Tradução é mais ou menos como prostituição (com diferença que a última é mais respeitada e compreendida enquanto profissão): Recebe-se pelo que se paga, e quem cobra mais barato vai acabar com sua reputação e te deixar com um gosto ruim na boca. Também há muito mais profissionais baratos do que caros, e quem não conhece insiste que são a mesma coisa.
E lá como cá os clientes não aprendem. O mercado de TV por assinatura, que deveria ser maravilhoso para os tradutores, se mostrou um eldorado para os cucarachos de Miami que um dia transaram com uma vizinha que por acaso andou no mesmo elevador que uma vizinha que pegou, olhou e devolveu uma garrafa de “Chacaça From Brazil” no mercado.

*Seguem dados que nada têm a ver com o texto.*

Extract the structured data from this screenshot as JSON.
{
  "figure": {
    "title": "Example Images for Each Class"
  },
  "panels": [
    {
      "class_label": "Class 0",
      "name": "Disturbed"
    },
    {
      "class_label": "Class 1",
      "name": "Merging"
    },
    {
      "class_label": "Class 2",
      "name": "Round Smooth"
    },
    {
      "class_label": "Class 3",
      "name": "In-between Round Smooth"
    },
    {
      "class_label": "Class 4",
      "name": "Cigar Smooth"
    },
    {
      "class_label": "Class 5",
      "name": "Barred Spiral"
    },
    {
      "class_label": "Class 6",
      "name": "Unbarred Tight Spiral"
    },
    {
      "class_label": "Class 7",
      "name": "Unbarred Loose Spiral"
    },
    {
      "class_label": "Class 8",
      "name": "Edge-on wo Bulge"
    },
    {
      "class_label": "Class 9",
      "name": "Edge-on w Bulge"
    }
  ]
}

Com o currículo acima o sujeito já se encontra qualificado (segundo os canais de TV) para traduzir inglês/espanhol para português.
Isso resulta em absurdos como “Cruisers”, “Cruzadores” no original em inglês ter sido traduzido corretamente para o espanhol “Crucero”, e dali para o português… Cruzeiro. Pois é, segundo o History Channel os ingleses e alemães se enfrentaram no Rio da Prata em uma Batalha de Cruzeiros. Será parte da reforma econômica do Getúlio?
Já viu “Jerked Beef”, que pode (mal) ser traduzido por “carne seca” (já que não temos aqui o tal jerked beef) ser chamado de… Bife Estúpido. Pois é. O tradutor viu “jerked”, associou com “jerk”, “idiota, no sentido de babaca” e tascou “estúpido”.
Nas batalhas aéreas ninguém tem aviões, só “naves”. E a Segunda Guerra Mundial foi uma Batalha dos Emos, é cheia de “Decepções”. Pena que “Deception” é “artimanha, engodo”.
Pior, essa horda de tradutores sem cultura-geral OU conhecimento de nenhum dos dois idiomas envolvidos está fazendo cama nos livros também.
Há um livro EXCELENTE, de William Weir, 50 Batalhas que Mudaram o Mundo (link para o Buscapé, na página da Cultura dá pra ler o 1o Capítulo) que foi estragado pela tradução. MESMO. A tradutora, Andréia Nastri, muito provavelmente usou um programa automático e deu uma revisada. Há erros… constrangedores, que aluno do CCAA de 1o Semestre não comete.
Por exemplo: “Repeating Rifles”, “Rifles de Repetição” virou…
Rifles de Imitação.
Em outra parte ela fala sobre Placídia, mãe do Imperador Valentiano:
“Bonita, inteligente, e com um testamento de ferro (…)”
Será que alguém que se diz TRADUTORA não sabe que “Will” é testamento mas também é “vontade, desejo”? Será que esse robô não percebe que “testamento de ferro” não faz sentido?
Calma que piora. “Eles serviram abaixo as ordens de Teodorico, o Rei dos Visigodos”. Não, querida. Serviam “SOB” as ordens de Teodorico. Como alguém se torna tradutor sem NENHUM vocabulário?
Até então nesse universo de traduções ruins, principalmente na mídia eletrônica havia uma ilha de excelência. Era a Disney. Com cobrança rígida da qualidade das traduções, aprovação final de vozes, controle total sobre a qualidade de seu produto. Quem viu WALL-E reparou que quase todos os textos e placas estão traduzidos, renderizaram as cenas para encaixar textos em português, trabalho de primeira.
Aí vejo o trailer para o novo desenho da Sininho (Tinker Bell é o cacete, respeitem minha infância) no UOL. Logo no começo (segundo vídeo) e temos a… ABERRAÇÃO, o CÂNCER, o analfabetismo galopante:
É sério?
Um produto da Walt Disney Corporation, que em 1950 montou uma escadaria no estúdio e colocou um casal vestindo figurinos de época para se movimentar e servir de referência para os animadores, a empresa que montou coisas LINDAS como o Epcot Center, que conseguia criar letras com SIGNIFICADO para suas músicas, em cada versão nacional (“Under the Sea” virou “Onde eu Nasci” e ficou perfeito, manteve todo o sentido da letra) me faz uma dessas?
Eu quero CABEÇAS, eu quero que -na melhor tradição muçulmana- a mão de quem escreveu “dês que a gente acredite” seja cortada. O nariz também, caso tente digitar com a testa.
Se não por mim, pensem nas crianças.